Why you should care
China’s Communist Party is scrutinizing textbooks and regulating schooling to remove foreign references.
China is mandating inspections of all textbooks used in elementary and middle schools across the country to remove foreign content, as education increasingly becomes a target of the Communist Party’s ideological controls.
The country’s Ministry of Education has asked its provincial offices to investigate teaching materials for first-grade to ninth-grade pupils before October 15, in many cases requesting that teachers turn over physical copies of their textbooks to local officials, according to staff at international schools in Shanghai and Beijing.
“Some publishing houses are altering teaching materials without authorization, and certain schools are using their own textbooks,” the ministry said in a notice published this week aimed at removing “foreign teaching materials that have replaced national curricula.”
While internal textbook review processes have become more common at public schools and universities in the past two years, private schools have historically had more leeway in the design of their curricula. However, the current inspections now apply to international schools as well, which enroll only students holding foreign passports.

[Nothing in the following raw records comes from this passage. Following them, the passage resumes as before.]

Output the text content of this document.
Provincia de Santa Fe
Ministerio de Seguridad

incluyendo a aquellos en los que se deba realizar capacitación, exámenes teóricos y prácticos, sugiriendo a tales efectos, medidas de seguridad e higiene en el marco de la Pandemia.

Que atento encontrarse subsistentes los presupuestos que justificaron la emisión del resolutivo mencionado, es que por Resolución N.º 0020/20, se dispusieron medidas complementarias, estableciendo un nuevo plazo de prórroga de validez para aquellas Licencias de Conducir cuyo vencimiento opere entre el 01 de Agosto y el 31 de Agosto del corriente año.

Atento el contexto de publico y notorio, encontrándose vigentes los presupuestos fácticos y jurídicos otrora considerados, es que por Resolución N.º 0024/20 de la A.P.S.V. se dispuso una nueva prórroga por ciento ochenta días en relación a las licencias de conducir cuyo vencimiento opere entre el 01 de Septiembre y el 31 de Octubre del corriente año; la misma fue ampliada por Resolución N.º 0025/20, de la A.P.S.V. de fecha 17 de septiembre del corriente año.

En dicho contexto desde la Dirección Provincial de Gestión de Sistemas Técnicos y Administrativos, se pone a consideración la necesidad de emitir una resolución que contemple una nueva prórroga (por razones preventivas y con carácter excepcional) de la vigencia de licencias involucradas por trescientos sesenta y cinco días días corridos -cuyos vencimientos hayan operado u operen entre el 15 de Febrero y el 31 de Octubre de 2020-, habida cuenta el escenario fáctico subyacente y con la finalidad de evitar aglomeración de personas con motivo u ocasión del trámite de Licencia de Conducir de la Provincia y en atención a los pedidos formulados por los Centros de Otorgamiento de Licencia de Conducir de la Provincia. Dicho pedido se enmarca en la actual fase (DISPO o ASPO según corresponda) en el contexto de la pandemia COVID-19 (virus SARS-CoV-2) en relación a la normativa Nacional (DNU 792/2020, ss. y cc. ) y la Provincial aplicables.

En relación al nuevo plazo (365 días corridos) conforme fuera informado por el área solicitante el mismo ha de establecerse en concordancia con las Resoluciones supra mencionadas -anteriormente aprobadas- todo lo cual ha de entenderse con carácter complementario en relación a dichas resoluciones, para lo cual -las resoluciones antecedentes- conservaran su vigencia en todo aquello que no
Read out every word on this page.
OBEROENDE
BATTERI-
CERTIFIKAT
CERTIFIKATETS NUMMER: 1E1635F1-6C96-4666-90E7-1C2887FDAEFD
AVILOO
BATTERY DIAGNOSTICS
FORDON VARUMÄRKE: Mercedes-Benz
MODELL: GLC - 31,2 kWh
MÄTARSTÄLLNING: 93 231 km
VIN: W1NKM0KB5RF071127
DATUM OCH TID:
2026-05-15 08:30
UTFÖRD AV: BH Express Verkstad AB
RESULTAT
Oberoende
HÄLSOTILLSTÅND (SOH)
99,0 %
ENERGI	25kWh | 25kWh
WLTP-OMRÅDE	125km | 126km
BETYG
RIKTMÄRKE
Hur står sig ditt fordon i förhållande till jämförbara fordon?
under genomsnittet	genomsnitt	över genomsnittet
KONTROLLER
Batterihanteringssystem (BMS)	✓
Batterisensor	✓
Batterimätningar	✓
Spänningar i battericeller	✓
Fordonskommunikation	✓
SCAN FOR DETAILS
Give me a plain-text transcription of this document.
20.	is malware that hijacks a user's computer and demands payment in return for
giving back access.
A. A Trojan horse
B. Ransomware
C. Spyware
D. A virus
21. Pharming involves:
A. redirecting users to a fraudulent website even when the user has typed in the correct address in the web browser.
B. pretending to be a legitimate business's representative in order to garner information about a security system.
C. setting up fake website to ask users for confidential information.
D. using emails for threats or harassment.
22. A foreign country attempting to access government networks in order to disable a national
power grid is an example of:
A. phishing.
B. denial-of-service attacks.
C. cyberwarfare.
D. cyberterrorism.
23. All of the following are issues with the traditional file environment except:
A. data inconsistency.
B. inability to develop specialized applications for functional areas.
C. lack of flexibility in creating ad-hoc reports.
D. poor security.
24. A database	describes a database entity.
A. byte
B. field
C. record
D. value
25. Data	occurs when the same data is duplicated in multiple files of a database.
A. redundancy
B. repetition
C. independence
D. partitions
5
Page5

The government is really clamping down on curricular content.
Jiang Xueqin, education consultant
Teachers must justify their use of textbooks that are found to be noncompliant, and those who provide untrue explanations or do not report to the Education Ministry at all will be “severely dealt with.”
“The government is really clamping down on curricular content,” says Jiang Xueqin, an education consultant. “Inspection of textbooks is really meant to target private schools that offer bicultural and bilingual curriculums. These schools are a fast-growing trend in China and are particularly popular among the urban educated elite.”
Since taking leadership of the Communist Party in 2012, President Xi Jinping has presided over a political tightening that has affected all levels of civil society, with a particular focus on weeding out foreign content from both the country’s airwaves and schools.
The country’s newly reorganized media watchdog for radio and television unveiled draft legislation this week that, if passed, would limit the amount of foreign programs that could be broadcast.
Last year, China declared home schooling illegal while a newly implemented private education law imposed stricter curriculum requirements on private schools and requires them to have Communist Party cells.
Joint-venture universities, created by foreign and Chinese education groups, have not been exempt from ideological oversight either. Last year, it was decided that such joint ventures must now appoint a party secretary who holds veto power on the board of directors, while all prospective joint-venture programs must include language allowing party committees in their charters.
Imports of textbooks have long been subject to Chinese customs controls, a process that often takes more than three months. Foreign professors and international teachers say that means books sometimes arrive well after the term has begun.
“It became clear that they were targeting foreign textbooks and anything that might remotely be considered political two to three years ago,” says Christopher Balding, an academic who says his teaching contract with Peking University’s HSBC Business School in Shenzhen was not renewed this spring due to his outspoken political views.
“When I first got [to China], during the first five years, I could have used comic books and no one would have said anything.”